Shopping e qualche sfizio di troppo, in assenza di un impiego, rischiano di costare davvero caro a chi percepisce un assegno di mantenimento: la Cassazione, con una sentenza che crea un importante precedente, ha stabilito la revoca degli assegni per il coniuge che effettua «spese voluttuarie», cioè frivole, e che, invece di lavorare, si dedica ad attività di svago, come fare acquisti non necessari e, magari, trascorrere le giornate in palestra invece di cercare un’occupazione retribuita.
IL CALCOLO
Nelle motivazioni della sentenza - depositata il 18 gennaio -, la Corte sottolinea infatti che l’assegno di divorzio ha «una funzione assistenziale e compensativa», richiede l’accertamento «dell’inadeguatezza dei mezzi, o comunque dell’impossibilità di procurarseli per ragioni oggettive». L’importo viene calcolato sulla base della «valutazione comparativa delle condizioni economiche delle parti», tenendo in considerazione il contributo fornito alla conduzione della vita familiare e alla formazione del patrimonio comune e personale di ciascuno degli ex coniugi. L’obiettivo è consentire «il raggiungimento in concreto di un livello reddituale adeguato al contributo fornito nella realizzazione della vita familiare, in particolare tendendo conto delle aspettative professionali sacrificate», si legge ancora nella sentenza. L’assegno non è dovuto, invece, se il coniuge si rifiuta di lavorare pur avendone la possibilità e se ha redditi adeguati a mantenersi e ad affrontare le spese che derivano dalla nuova condizione di vita.
LA SENTENZA
IL RICORSO
La donna ha fatto ricorso contro la decisione di secondo grado, sostenendo, tra le altre cose, che non fosse stato tenuto conto del suo contributo alla vita familiare, alla ristrutturazione della casa coniugale, al pagamento del mutuo, delle spese per il nuovo contratto di locazione e della situazione reddituale dell’ex marito. I giudici, però, le hanno dato torto, condannandola a pagare anche le spese processuali.
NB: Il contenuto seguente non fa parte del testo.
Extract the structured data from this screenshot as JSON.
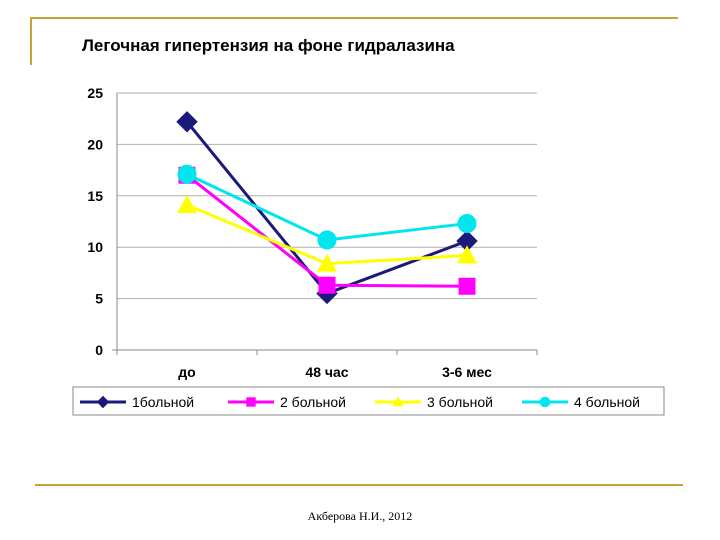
{
  "slide": {
    "footer": "Акберова Н.И., 2012",
    "accent_color": "#c9a23a"
  },
  "chart_data": {
    "type": "line",
    "title": "Легочная гипертензия на фоне гидралазина",
    "xlabel": "",
    "ylabel": "",
    "categories": [
      "до",
      "48 час",
      "3-6 мес"
    ],
    "ylim": [
      0,
      25
    ],
    "yticks": [
      0,
      5,
      10,
      15,
      20,
      25
    ],
    "grid": true,
    "legend_position": "bottom",
    "series": [
      {
        "name": "1больной",
        "values": [
          22.2,
          5.5,
          10.6
        ],
        "color": "#1a1a7a",
        "marker": "diamond"
      },
      {
        "name": "2 больной",
        "values": [
          17.0,
          6.3,
          6.2
        ],
        "color": "#ff00ff",
        "marker": "square"
      },
      {
        "name": "3 больной",
        "values": [
          14.1,
          8.4,
          9.2
        ],
        "color": "#ffff00",
        "marker": "triangle"
      },
      {
        "name": "4 больной",
        "values": [
          17.1,
          10.7,
          12.3
        ],
        "color": "#00e5ee",
        "marker": "circle"
      }
    ]
  }
}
Hanno sottolineato nella sentenza che nel calcolo dell’assegno di mantenimento è necessario verificare se il divorzio abbia prodotto «uno squilibrio effettivo e non di modesta entità» tra i due componenti della coppia, e se l’eventuale differenza di reddito sia riconducibile «alle scelte comuni di conduzione della vita familiare, alla definizione dei ruoli dei componenti della coppia, al sacrificio delle aspettative lavorative e professionali».
I REDDITI
In questo caso i magistrati hanno specificato che la donna, «al momento della dissoluzione del matrimonio, aveva la capacità di dedicarsi all’attività lavorativa» e non l’ha fatto. Hanno quindi aggiunto che «dal suo conto corrente e dalle spese sostenute, anche voluttuarie», è emerso che «disponeva di redditi idonei a renderla economicamente autonoma e in grado di sostenere i corsi dell’abitazione presa in locazione».